Functional Genomics Center Zurich, ETH Zurich and University of Zurich, Winterthurerstrasse 190, 8057, Zurich, Switzerland.
Department of Biology, Institute of Molecular Plant Biology, ETH Zurich, Universitätstrasse 2, 8092, Zurich, Switzerland.
Gigascience. 2022 Mar 24;11. doi: 10.1093/gigascience/giac028.
Cassava (Manihot esculenta) is an important clonally propagated food crop in tropical and subtropical regions worldwide. Genetic gain by molecular breeding has been limited, partially because cassava is a highly heterozygous crop with a repetitive and difficult-to-assemble genome.
Here we demonstrate that Pacific Biosciences high-fidelity (HiFi) sequencing reads, in combination with the assembler hifiasm, produced genome assemblies at near complete haplotype resolution with higher continuity and accuracy compared to conventional long sequencing reads. We present 2 chromosome-scale haploid genomes phased with Hi-C technology for the diploid African cassava variety TME204. With consensus accuracy >QV46, contig N50 >18 Mb, BUSCO completeness of 99%, and 35k phased gene loci, it is the most accurate, continuous, complete, and haplotype-resolved cassava genome assembly so far. Ab initio gene prediction with RNA-seq data and Iso-Seq transcripts identified abundant novel gene loci, with enriched functionality related to chromatin organization, meristem development, and cell responses. During tissue development, differentially expressed transcripts of different haplotype origins were enriched for different functionality. In each tissue, 20-30% of transcripts showed allele-specific expression (ASE) differences. ASE bias was often tissue specific and inconsistent across different tissues. Direction-shifting was observed in <2% of the ASE transcripts. Despite high gene synteny, the HiFi genome assembly revealed extensive chromosome rearrangements and abundant intra-genomic and inter-genomic divergent sequences, with large structural variations mostly related to LTR retrotransposons. We use the reference-quality assemblies to build a cassava pan-genome and demonstrate its importance in representing the genetic diversity of cassava for downstream reference-guided omics analysis and breeding.

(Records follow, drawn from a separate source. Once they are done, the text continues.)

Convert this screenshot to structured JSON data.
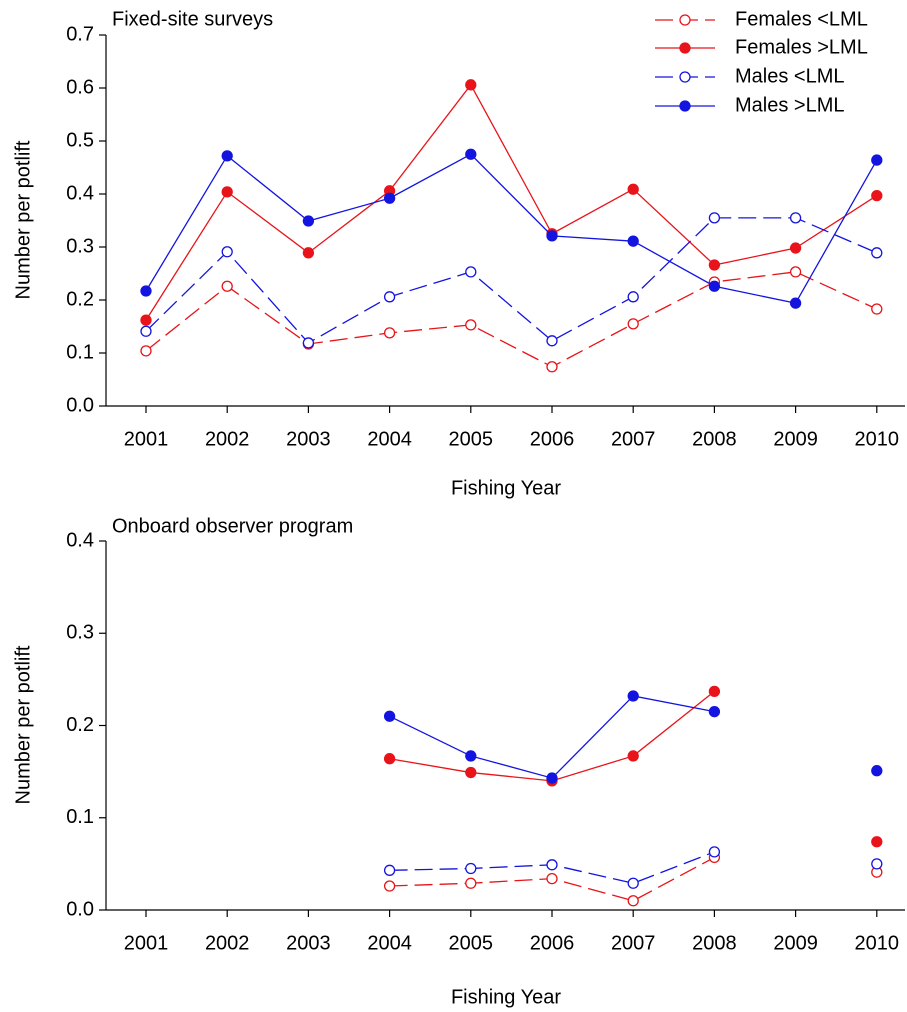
{
  "chart_data": [
    {
      "type": "line",
      "title": "Fixed-site surveys",
      "x_label": "Fishing Year",
      "y_label": "Number per potlift",
      "categories": [
        "2001",
        "2002",
        "2003",
        "2004",
        "2005",
        "2006",
        "2007",
        "2008",
        "2009",
        "2010"
      ],
      "ylim": [
        0,
        0.7
      ],
      "yticks": [
        {
          "value": 0,
          "label": "0.0"
        },
        0.1,
        0.2,
        0.3,
        0.4,
        0.5,
        0.6,
        0.7
      ],
      "legend": "upper right",
      "series": [
        {
          "name": "Females <LML",
          "color": "#e8141a",
          "dashed": true,
          "marker": "open",
          "values": [
            0.104,
            0.226,
            0.117,
            0.138,
            0.153,
            0.074,
            0.155,
            0.234,
            0.253,
            0.183
          ]
        },
        {
          "name": "Females >LML",
          "color": "#e8141a",
          "dashed": false,
          "marker": "filled",
          "values": [
            0.162,
            0.404,
            0.289,
            0.406,
            0.606,
            0.325,
            0.409,
            0.266,
            0.298,
            0.397
          ]
        },
        {
          "name": "Males <LML",
          "color": "#1414e0",
          "dashed": true,
          "marker": "open",
          "values": [
            0.141,
            0.291,
            0.119,
            0.206,
            0.253,
            0.123,
            0.206,
            0.355,
            0.355,
            0.289
          ]
        },
        {
          "name": "Males >LML",
          "color": "#1414e0",
          "dashed": false,
          "marker": "filled",
          "values": [
            0.217,
            0.472,
            0.349,
            0.392,
            0.475,
            0.321,
            0.311,
            0.226,
            0.194,
            0.464
          ]
        }
      ]
    },
    {
      "type": "line",
      "title": "Onboard observer program",
      "x_label": "Fishing Year",
      "y_label": "Number per potlift",
      "categories": [
        "2001",
        "2002",
        "2003",
        "2004",
        "2005",
        "2006",
        "2007",
        "2008",
        "2009",
        "2010"
      ],
      "ylim": [
        0,
        0.4
      ],
      "yticks": [
        {
          "value": 0,
          "label": "0.0"
        },
        0.1,
        0.2,
        0.3,
        0.4
      ],
      "series": [
        {
          "color": "#e8141a",
          "dashed": true,
          "marker": "open",
          "values": [
            null,
            null,
            null,
            0.026,
            0.029,
            0.034,
            0.01,
            0.057,
            null,
            0.041
          ]
        },
        {
          "color": "#e8141a",
          "dashed": false,
          "marker": "filled",
          "values": [
            null,
            null,
            null,
            0.164,
            0.149,
            0.14,
            0.167,
            0.237,
            null,
            0.074
          ]
        },
        {
          "color": "#1414e0",
          "dashed": true,
          "marker": "open",
          "values": [
            null,
            null,
            null,
            0.043,
            0.045,
            0.049,
            0.029,
            0.063,
            null,
            0.05
          ]
        },
        {
          "color": "#1414e0",
          "dashed": false,
          "marker": "filled",
          "values": [
            null,
            null,
            null,
            0.21,
            0.167,
            0.143,
            0.232,
            0.215,
            null,
            0.151
          ]
        }
      ]
    }
  ]
}
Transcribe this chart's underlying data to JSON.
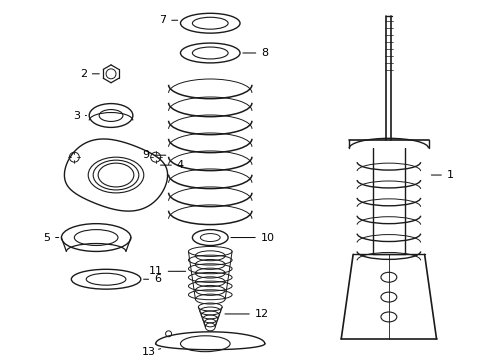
{
  "background_color": "#ffffff",
  "line_color": "#1a1a1a",
  "figure_width": 4.89,
  "figure_height": 3.6,
  "dpi": 100
}
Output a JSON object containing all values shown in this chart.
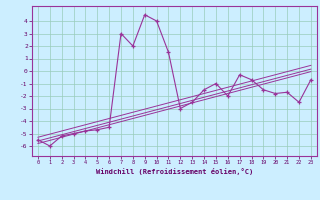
{
  "title": "",
  "xlabel": "Windchill (Refroidissement éolien,°C)",
  "bg_color": "#cceeff",
  "line_color": "#993399",
  "grid_color": "#99ccbb",
  "x_data": [
    0,
    1,
    2,
    3,
    4,
    5,
    6,
    7,
    8,
    9,
    10,
    11,
    12,
    13,
    14,
    15,
    16,
    17,
    18,
    19,
    20,
    21,
    22,
    23
  ],
  "y_main": [
    -5.5,
    -6.0,
    -5.2,
    -5.0,
    -4.8,
    -4.7,
    -4.5,
    3.0,
    2.0,
    4.5,
    4.0,
    1.5,
    -3.0,
    -2.5,
    -1.5,
    -1.0,
    -2.0,
    -0.3,
    -0.7,
    -1.5,
    -1.8,
    -1.7,
    -2.5,
    -0.7
  ],
  "y_trend1": [
    -5.8,
    -5.55,
    -5.3,
    -5.05,
    -4.8,
    -4.55,
    -4.3,
    -4.05,
    -3.8,
    -3.55,
    -3.3,
    -3.05,
    -2.8,
    -2.55,
    -2.3,
    -2.05,
    -1.8,
    -1.55,
    -1.3,
    -1.05,
    -0.8,
    -0.55,
    -0.3,
    -0.05
  ],
  "y_trend2": [
    -5.6,
    -5.35,
    -5.1,
    -4.85,
    -4.6,
    -4.35,
    -4.1,
    -3.85,
    -3.6,
    -3.35,
    -3.1,
    -2.85,
    -2.6,
    -2.35,
    -2.1,
    -1.85,
    -1.6,
    -1.35,
    -1.1,
    -0.85,
    -0.6,
    -0.35,
    -0.1,
    0.15
  ],
  "y_trend3": [
    -5.3,
    -5.05,
    -4.8,
    -4.55,
    -4.3,
    -4.05,
    -3.8,
    -3.55,
    -3.3,
    -3.05,
    -2.8,
    -2.55,
    -2.3,
    -2.05,
    -1.8,
    -1.55,
    -1.3,
    -1.05,
    -0.8,
    -0.55,
    -0.3,
    -0.05,
    0.2,
    0.45
  ],
  "ylim": [
    -6.8,
    5.2
  ],
  "xlim": [
    -0.5,
    23.5
  ],
  "yticks": [
    -6,
    -5,
    -4,
    -3,
    -2,
    -1,
    0,
    1,
    2,
    3,
    4
  ],
  "xticks": [
    0,
    1,
    2,
    3,
    4,
    5,
    6,
    7,
    8,
    9,
    10,
    11,
    12,
    13,
    14,
    15,
    16,
    17,
    18,
    19,
    20,
    21,
    22,
    23
  ],
  "figsize": [
    3.2,
    2.0
  ],
  "dpi": 100
}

The phased and annotated chromosome pairs allow a systematic view of the heterozygous diploid genome organization in cassava with improved accuracy, completeness, and haplotype resolution. They will be a valuable resource for cassava breeding and research. Our study may also provide insights into developing cost-effective and efficient strategies for resolving complex genomes with high resolution, accuracy, and continuity.
木薯(Manihot esculenta)是全球热带和亚热带地区重要的无性繁殖粮食作物。分子育种的遗传增益有限,部分原因是木薯是一种高度杂合的作物,基因组具有重复性且难以组装。
本研究表明,与传统长测序reads相比,太平洋生物科学公司的高保真(HiFi)测序reads与组装程序 hifiasm 相结合,可在接近完全单倍型分辨率下生成基因组组装,具有更高的连续性和准确性。我们展示了 2 个基于 Hi-C 技术的染色体尺度单倍体基因组,它们是二倍体非洲木薯品种 TME204 的相位。共识准确性>QV46,contig N50>18 Mb,BUSCO 完整性为 99%,35k 相位基因座,这是迄今为止最准确、连续、完整和单倍型分辨率最高的木薯基因组组装。使用 RNA-seq 数据和 Iso-Seq 转录本进行的从头基因预测鉴定了丰富的新基因座,其功能与染色质组织、分生组织发育和细胞反应有关。在组织发育过程中,不同单倍型来源的差异表达转录本富集了不同的功能。在每种组织中,20-30%的转录本表现出等位基因特异性表达(ASE)差异。ASE 偏倚通常是组织特异性的,并且在不同组织中不一致。在<2%的 ASE 转录本中观察到方向转换。尽管基因高度同线性,但 HiFi 基因组组装揭示了广泛的染色体重排和丰富的基因组内和基因组间的发散序列,其中大部分结构变异与 LTR 反转录转座子有关。我们使用参考质量的组装构建了一个木薯泛基因组,并证明其在代表木薯遗传多样性方面的重要性,用于下游参考指导的组学分析和育种。
相位和注释的染色体对允许以更高的准确性、完整性和单倍型分辨率系统地观察木薯杂合二倍体基因组的组织。它们将成为木薯育种和研究的宝贵资源。我们的研究还可能为开发具有高分辨率、准确性和连续性的复杂基因组的经济高效策略提供见解。